Anadolu'nun Türkleşmesi BUSİAD'da konuşuldu
Bursa Sanayicileri ve İşinsanları Derneği ile Bursa Felsefe Kulübü'nün birlikte düzenlediği Açık Kapı Toplantıları / Felsefe Söyleşilerinin 2022-2023 dönemi ilk toplantısı, Bursa Uludağ Üniversitesi Geçmiş Dönem Sosyoloji Bölüm Başkanı Prof. Dr. Fügen Berkay'ın, "Anadolu'nun Türkleşmesi ve Yunus Emre" başlıklı konuşmasıyla başladı.
Bursa Uludağ Üniversitesi Felsefe Bölümü Öğretim Üyesi Prof. Dr. Işık Eren'in moderatörlüğündeki toplantı çevrim içi olarak gerçekleştirildi.
Anadolu'daki Türkleşmenin kaynağını Oğuzlar kavminin oluşturduğunu kaydeden Prof. Dr. Fügen Berkay, "Oğuzlar önce Büyük Selçukluların, ardından da bugünkü Anadolu Türklüğünün kaynağı olmuştur. Bu bakımdan bizim tarihimizdeki yerleri ve önemi büyük olmuştur. Atalarımız Anadolu'ya önemli bir kültürel birikim getirdi. İbni Sina, Farabi Biruni gibi isimlerin Anadolu'ya gelen Türklerin entelektüel kesimlerin bagajlarında geldi" diye konuştu.

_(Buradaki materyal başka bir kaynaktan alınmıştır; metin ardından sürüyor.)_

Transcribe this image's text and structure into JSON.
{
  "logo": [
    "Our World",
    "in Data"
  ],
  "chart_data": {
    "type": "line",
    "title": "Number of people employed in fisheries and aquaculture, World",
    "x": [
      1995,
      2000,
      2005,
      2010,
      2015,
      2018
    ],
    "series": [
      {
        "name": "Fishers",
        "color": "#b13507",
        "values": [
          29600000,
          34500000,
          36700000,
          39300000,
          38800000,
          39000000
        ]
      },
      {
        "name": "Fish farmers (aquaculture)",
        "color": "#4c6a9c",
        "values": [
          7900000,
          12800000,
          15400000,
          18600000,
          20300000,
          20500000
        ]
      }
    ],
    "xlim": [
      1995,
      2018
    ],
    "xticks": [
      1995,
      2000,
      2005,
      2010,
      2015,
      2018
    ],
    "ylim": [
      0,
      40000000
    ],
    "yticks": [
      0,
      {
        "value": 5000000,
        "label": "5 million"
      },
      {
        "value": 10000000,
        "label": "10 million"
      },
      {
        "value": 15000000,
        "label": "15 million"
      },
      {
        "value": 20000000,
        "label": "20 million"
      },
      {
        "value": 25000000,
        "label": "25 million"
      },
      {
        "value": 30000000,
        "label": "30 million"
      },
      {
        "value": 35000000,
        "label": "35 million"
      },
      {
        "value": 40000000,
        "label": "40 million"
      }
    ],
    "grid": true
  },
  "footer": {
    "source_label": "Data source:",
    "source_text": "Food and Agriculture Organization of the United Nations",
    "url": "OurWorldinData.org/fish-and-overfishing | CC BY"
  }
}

Oğuzların İslamiyetle ilişkili olanlarına Türkmen denildiğini de ifade eden Prof. Dr. Berkay, "Türkmen adını alan Oğuz boyları, Anadolu'da konar göçerliği temsil ediyor. Yerleşik olanlar ise köylü oluyor. Yer adlarını da genellikle Türkmenler veriyor" dedi. Berkay, Anadolu ismini de Romalıların verdiğini dile getirerek, "Doğudaki yer anlamında Anatolika deniliyor. O dönemde uygar dünya güney, barbar kuzey, batı çayır çimen yerler. Büyük iştahla bakılan yerler ise doğu yani Anadolu. Bunun da en bilinen ismi Büyük İskender" diye konuştu.
Prof. Dr. Berkay, sözlerine şöyle devam etti:
"İslamiyetin doğuşuyla birlikte denklemler değişiyor. Keşfedilmediği için, Amerika'yı göz ardı ederseniz ve bir dikdörtgen olarak düşünürseniz Dünya'yı, Anadolu Dünya'nın merkezi. Batı Anadolu üzerinden doğuya uzanmayı hedeflemiş iken, İran üzerinden Oğuzların Anadolu'ya girerek bölgeyi Türkleştirmesi hesapları bozmuştur.
Moğolların baskıları sonucunda Anadolu'ya geldik. Burada daha yerleşik hale geliyoruz. Bunu da sağlayan Türkmenler. Türkmenler konar göçer ama hayvancılıktan dolayı. Köy tabiki var. Köy kelimesi de Farsça ağıldan geliyor. Yeni vatanımızın ilk büyük yıkımı yine Moğol istilasıyla oluyor. Oradan da Yunus Emre çıkıyor. Yunus Emre iyi eğitim almış. Halk şairi değil de, halkın şairi denilecek birisi. Burhan Toprak Dante'yle Yunus Emre'yi karşılaştırır. Dante'nin İtalyanca için yaptığını Yunus Emre'ye yakıştırır. Büyük Fars etkisine rağmen Yunus'un şiirini bugün bile anlayabiliyoruz. Çağımızda ise benzeri Aşık Veysel'dir."
Yunus Emre'nin salt bir şair olmadığını aynı zamanda gününü aşan bir filozof niteliğine de sahip olduğunu kaydeden Berkay, Türkçe açısından önemine de vurgu yaptı. Felsefe Toplantısı katılımcıların sorularıyla sona erdi.